Training
The most compute-intensive part of the ML development life cycle is the training process. Training an ML algorithm can take seconds in the simplest case or days when the input dataset is enormous and the algorithm requires many iterations to converge. The latter case is usually observed with deep learning techniques. For example, DeepMinds AlphaGo Zero algorithm took forty days to fully master the game of Go, even though it was proficient after only three[22]. Many algorithms that operate on smaller datasets and problems other than image or sound recognition will not require such a large amount of time or computational resource.
While the algorithm is training, particularly if the training phase will take a long time, it is useful to have some real-time measures of how well the training is going, so that it can be interrupted, re-configured, and restarted without waiting for the training to complete. These metrics are typically classified as loss metrics, where loss refers to the notional error that the algorithm makes either on the training or validation subsets.
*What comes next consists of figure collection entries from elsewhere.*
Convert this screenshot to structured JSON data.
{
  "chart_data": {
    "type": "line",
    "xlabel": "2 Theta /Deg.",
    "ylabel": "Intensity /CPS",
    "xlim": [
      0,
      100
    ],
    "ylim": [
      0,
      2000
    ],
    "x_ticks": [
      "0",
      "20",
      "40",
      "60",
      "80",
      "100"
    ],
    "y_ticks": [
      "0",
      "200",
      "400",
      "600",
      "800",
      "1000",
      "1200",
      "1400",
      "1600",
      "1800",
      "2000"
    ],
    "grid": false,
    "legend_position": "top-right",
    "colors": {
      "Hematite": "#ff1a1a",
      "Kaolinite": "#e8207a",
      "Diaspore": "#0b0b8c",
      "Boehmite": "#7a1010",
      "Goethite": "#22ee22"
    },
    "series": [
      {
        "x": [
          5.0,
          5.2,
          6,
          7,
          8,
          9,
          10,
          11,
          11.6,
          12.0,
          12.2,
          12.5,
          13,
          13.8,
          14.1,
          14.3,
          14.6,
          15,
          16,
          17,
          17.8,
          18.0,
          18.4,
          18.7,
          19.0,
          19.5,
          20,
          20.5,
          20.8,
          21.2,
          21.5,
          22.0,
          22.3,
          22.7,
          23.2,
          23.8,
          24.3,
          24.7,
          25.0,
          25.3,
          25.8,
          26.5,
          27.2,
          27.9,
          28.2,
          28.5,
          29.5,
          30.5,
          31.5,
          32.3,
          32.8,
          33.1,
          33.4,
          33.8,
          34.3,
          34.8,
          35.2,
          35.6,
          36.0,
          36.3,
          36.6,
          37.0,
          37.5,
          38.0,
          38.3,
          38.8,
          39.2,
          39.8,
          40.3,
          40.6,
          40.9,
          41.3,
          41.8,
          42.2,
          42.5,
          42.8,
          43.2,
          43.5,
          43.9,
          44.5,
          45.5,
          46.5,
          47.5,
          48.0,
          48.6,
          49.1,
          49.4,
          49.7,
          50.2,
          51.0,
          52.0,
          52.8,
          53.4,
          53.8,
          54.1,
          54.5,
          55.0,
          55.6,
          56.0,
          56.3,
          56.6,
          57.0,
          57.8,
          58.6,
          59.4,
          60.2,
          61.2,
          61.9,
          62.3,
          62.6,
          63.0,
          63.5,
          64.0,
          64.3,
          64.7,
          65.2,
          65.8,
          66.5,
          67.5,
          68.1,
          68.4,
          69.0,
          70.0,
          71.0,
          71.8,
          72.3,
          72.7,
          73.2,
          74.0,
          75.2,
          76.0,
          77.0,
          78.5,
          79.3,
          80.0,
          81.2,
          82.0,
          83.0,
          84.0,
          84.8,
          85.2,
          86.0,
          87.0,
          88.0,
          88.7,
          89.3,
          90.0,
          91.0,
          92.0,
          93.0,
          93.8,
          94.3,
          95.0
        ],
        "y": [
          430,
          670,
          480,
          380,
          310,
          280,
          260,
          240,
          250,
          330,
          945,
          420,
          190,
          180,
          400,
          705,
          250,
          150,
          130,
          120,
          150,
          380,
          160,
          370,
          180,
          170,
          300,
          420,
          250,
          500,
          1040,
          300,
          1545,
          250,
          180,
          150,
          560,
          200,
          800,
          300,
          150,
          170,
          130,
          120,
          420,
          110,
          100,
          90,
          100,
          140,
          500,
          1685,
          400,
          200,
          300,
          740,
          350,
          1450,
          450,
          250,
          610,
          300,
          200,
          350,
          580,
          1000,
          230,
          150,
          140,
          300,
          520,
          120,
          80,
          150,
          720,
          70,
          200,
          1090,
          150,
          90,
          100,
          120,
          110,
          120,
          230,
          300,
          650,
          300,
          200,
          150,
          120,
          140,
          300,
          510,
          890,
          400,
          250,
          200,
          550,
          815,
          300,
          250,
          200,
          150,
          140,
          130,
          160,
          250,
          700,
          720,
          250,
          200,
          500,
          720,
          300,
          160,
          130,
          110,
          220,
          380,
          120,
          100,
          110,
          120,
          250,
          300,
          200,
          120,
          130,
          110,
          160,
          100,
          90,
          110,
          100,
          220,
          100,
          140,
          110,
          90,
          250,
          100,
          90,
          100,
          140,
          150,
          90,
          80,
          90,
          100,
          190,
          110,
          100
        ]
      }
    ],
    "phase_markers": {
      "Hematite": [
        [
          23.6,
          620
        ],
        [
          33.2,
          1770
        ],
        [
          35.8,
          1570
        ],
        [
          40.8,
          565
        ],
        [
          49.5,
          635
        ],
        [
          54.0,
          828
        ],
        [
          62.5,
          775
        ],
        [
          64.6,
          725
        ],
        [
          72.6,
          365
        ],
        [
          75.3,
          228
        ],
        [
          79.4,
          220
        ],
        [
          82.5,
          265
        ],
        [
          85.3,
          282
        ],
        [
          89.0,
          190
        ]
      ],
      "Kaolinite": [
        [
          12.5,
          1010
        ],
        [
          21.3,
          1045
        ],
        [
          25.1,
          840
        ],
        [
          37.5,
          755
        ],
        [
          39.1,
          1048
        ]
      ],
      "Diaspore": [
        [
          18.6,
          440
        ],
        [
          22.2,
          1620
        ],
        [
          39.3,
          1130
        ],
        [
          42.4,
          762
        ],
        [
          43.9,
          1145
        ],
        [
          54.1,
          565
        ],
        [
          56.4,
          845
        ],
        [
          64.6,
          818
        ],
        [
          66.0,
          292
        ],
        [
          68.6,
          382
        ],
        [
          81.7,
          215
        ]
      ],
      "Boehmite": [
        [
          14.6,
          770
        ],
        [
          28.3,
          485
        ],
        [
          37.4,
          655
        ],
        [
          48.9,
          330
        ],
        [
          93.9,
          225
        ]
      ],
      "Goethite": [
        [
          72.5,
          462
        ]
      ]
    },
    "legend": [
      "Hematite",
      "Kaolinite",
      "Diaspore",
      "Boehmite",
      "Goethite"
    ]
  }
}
Some of the most common loss metrics in prediction problems are as follows:
- Mean square error (MSE) measures the sum of the squared distance between the output variable and the predicted values.
- Mean absolute error (MAE) measures the sum of the absolute distance between the output variable and the predicted values.
- Huber loss is a combination of the MSE and MAE that is more robust to outliers while remaining a good estimator of both the mean and median loss.
Some of the most common loss metrics in classification problems are as follows:
- Logarithmic loss measures the accuracy of the classifier by placing a penalty on false classifications. It is closely related to cross-entropy loss.
- Focal loss is a newer loss func aimed at preventing false negatives when the input dataset is sparse[23].